Een mooie vangst

Op 10 januari maakte ik een fotoserie bij de vogelkijkwand. Bij het archiveren kwam ik erachter dat ik deze fotoserie nog niet had laten zien. De plas was voor een deel bedekt met een dun laagje ijs.

Op grote afstand van de kijkwand lag de plas open.

Na een tijdje streken daar wilde eenden en grote zaagbekken neer. De afstand was alleen te overbruggen met mijn Nikon bridgecamera. De eenden dobberden wat rond. Zo nu en dan doken ze onder om te foerageren.

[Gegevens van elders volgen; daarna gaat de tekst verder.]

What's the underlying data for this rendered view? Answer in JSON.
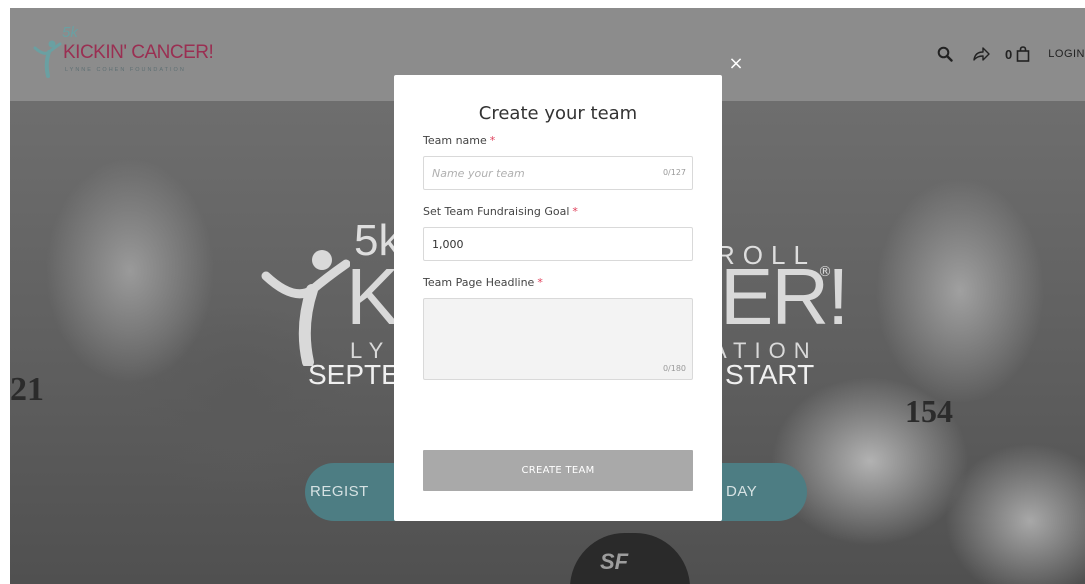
{
  "header": {
    "logo": {
      "prefix": "5k",
      "title": "KICKIN' CANCER!",
      "subtitle": "LYNNE COHEN FOUNDATION"
    },
    "icons": [
      "search-icon",
      "share-icon",
      "bag-icon"
    ],
    "cart_count": "0",
    "login_label": "LOGIN",
    "close_glyph": "×"
  },
  "hero": {
    "logo_prefix": "5k",
    "logo_left": "KI",
    "logo_right": "ER!",
    "logo_reg": "®",
    "roll_text": "ROLL",
    "sub_left": "LY",
    "sub_right": "ATION",
    "date_left": "SEPTE",
    "date_right": "START",
    "button_left": "REGIST",
    "button_right": "DAY",
    "cap_text": "SF",
    "bib_left": "21",
    "bib_right": "154"
  },
  "modal": {
    "title": "Create your team",
    "fields": {
      "team_name": {
        "label": "Team name",
        "required_mark": "*",
        "placeholder": "Name your team",
        "value": "",
        "counter": "0/127"
      },
      "goal": {
        "label": "Set Team Fundraising Goal",
        "required_mark": "*",
        "value": "1,000"
      },
      "headline": {
        "label": "Team Page Headline",
        "required_mark": "*",
        "value": "",
        "counter": "0/180"
      }
    },
    "submit_label": "CREATE TEAM"
  },
  "colors": {
    "brand_magenta": "#9a2f52",
    "brand_teal": "#6aa0a2",
    "required_red": "#e0405b",
    "button_gray": "#a9a9a9",
    "hero_button_teal": "#4d7d83"
  }
}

Plotseling was er reuring op het water. Een mannetje zaagbek had een mooie buit gevangen. Gezien de rode vinnen zou het een rietvoorn kunnen zijn.

De andere zaagbekken waren van mening dat deze mooie vangst wel gedeeld kon worden en zetten de achtervolging in.

Maar de geluksvogel liet zich ‘de kaas niet van het brood eten’. Op de voorgrond drijft een nonnetje. Dit mannetje hield zich wijselijk verre van deze schermutseling.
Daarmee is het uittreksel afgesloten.